Drought in California, coupled with population growth, is accelerating the need for energy-intensive water projects — driving up greenhouse gas emissions and thwarting the pace of statewide decarbonization efforts, a new study has found.
Water use, collection, treatment and management is linked to about 20 percent of California’s statewide electricity use, one-third of non-power-plant natural gas consumption and 88 billion gallons of diesel use, according to the study, published by the Oakland-based Pacific Institute and commissioned by the nonprofit think tank Next 10.
Up against formidable water challenges, urban water planners are opting to integrate new water supply technologies, like desalination and water recycling, the researchers observed. And while these supply choices usually require less energy than transporting water long distances, the authors said that these facilities do expend more energy than withdrawing from traditional resources, like reservoirs and aquifers.
“If you think about water and energy together, then some of the decisions we make will be different,” Peter Gleick, co-founder and president emeritus of the Pacific Institute, told The Hill. “Given the climate crisis, it’s important we make smarter decisions about both water and energy.”
Water and energy are “inextricably linked in California,” according to the authors, who stressed that the State Water Project — which pumps water from Northern California lengthy distances — is the single largest consumer of electricity in the state. Such interdependencies mean that “as one resource faces constraints or challenges, so does the other,” in a relationship known as the “water-energy nexus.”
Although declining groundwater levels have made pumping water more energy-intensive in the agricultural sector, the report found that escalating urban water demands are taking a greater toll on the state’s electricity usage — with urban water roughly twice as energy-intensive as agricultural water.
As such, efforts to improve efficiency in urban water usage would have the biggest impact on California’s water-related greenhouse gas emissions, according to the authors. A failure to make such upgrades would lead to a 24 percent increase in urban water demand between 2015 and 2035, resulting in a 21 percent increase in annual water-related electricity use and a 25 percent increase in natural gas consumption, the study found.
“When we save water, we also save energy and reduce greenhouse gas emissions,” Julia Szinai, lead author of the report and a researcher at the Pacific Institute, said in a news release. “The importance of water conservation measures in meeting California’s climate targets should not be underestimated, especially as drought and water scarcity become more intense with climate change.”
So critical are these measures, according to the authors, that the implementation of comprehensive water conservation and efficiency strategies could facilitate a 19 percent reduction in water-related electricity usage between 2015 and 2035, a 16 percent reduction in natural gas usage and a 41 percent drop in greenhouse gas emissions.

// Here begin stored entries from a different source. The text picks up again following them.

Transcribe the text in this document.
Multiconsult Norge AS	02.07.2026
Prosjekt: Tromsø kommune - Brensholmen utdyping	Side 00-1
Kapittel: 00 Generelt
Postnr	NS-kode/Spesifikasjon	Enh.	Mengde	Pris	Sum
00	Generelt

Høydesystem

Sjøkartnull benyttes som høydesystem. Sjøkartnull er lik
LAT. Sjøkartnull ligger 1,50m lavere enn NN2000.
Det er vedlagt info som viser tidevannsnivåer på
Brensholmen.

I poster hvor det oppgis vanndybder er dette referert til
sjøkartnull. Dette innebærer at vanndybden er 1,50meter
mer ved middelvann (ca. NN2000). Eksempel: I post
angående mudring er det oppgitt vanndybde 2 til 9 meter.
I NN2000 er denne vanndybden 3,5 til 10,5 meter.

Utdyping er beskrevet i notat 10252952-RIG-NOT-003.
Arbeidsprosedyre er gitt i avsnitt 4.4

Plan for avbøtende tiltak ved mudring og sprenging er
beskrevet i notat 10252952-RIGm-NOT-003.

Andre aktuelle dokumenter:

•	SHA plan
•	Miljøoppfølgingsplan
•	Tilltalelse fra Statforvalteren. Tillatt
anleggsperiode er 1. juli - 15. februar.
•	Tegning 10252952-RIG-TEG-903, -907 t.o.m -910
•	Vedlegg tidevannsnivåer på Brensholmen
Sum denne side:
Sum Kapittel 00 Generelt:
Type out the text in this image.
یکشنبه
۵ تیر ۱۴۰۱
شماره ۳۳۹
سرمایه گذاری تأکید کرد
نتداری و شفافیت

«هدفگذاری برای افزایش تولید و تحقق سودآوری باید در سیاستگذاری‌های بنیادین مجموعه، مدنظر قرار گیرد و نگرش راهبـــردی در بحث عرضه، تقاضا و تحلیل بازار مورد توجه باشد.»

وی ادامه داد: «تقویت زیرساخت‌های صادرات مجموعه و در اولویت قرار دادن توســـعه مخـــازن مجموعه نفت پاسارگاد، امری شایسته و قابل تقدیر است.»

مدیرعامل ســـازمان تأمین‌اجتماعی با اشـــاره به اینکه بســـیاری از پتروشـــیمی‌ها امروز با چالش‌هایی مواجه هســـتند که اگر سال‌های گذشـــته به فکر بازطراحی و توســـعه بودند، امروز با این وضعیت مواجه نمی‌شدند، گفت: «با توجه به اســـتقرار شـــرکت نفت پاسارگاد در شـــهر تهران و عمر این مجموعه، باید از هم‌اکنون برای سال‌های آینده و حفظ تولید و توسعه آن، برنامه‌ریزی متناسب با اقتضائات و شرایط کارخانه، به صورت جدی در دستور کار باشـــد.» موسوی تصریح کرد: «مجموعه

“The good news here is the solutions that provide the best climate outcomes are almost always economically and environmentally the best solutions as well,” Gleick told The Hill.
Some such solutions that the authors recommended include water heater electrification, which is the most energy-intensive end-use of water and still largely occurs through natural gas heaters today.
They also advised installing higher efficiency groundwater pumps and providing financial incentives for water suppliers to invest in less energy-intensive systems. In addition, they suggested standardizing water data reporting and tracking related energy use, as well as formalizing the coordination between water and energy agencies.
Another energy-intensive end use, wastewater treatment — which uses nearly 1 percent of the entire country’s electricity — could become cleaner by capturing gas from the decomposition of waste and using it to power the facility, the authors added. The East Bay Municipal Utility District’s treatment plant, for example, generates more renewable energy than is needed onsite, and therefore sells the surplus back to the grid.
If energy-intensive technologies like water recycling or desalination are to remain part of a region’s water supply landscape, officials must work on decarbonizing the grid — with the ultimate goal of “changing the energy system itself” alongside strong conservation policies, according to Gleick.
“Almost everywhere around the country smarter conservation and efficiency is by far the best option to pursue,” he said. “Every gallon of hot water you don’t have to use because your washing machine or dishwasher is more efficient is a gallon of water you don’t have to provide and energy you don’t have to provide.”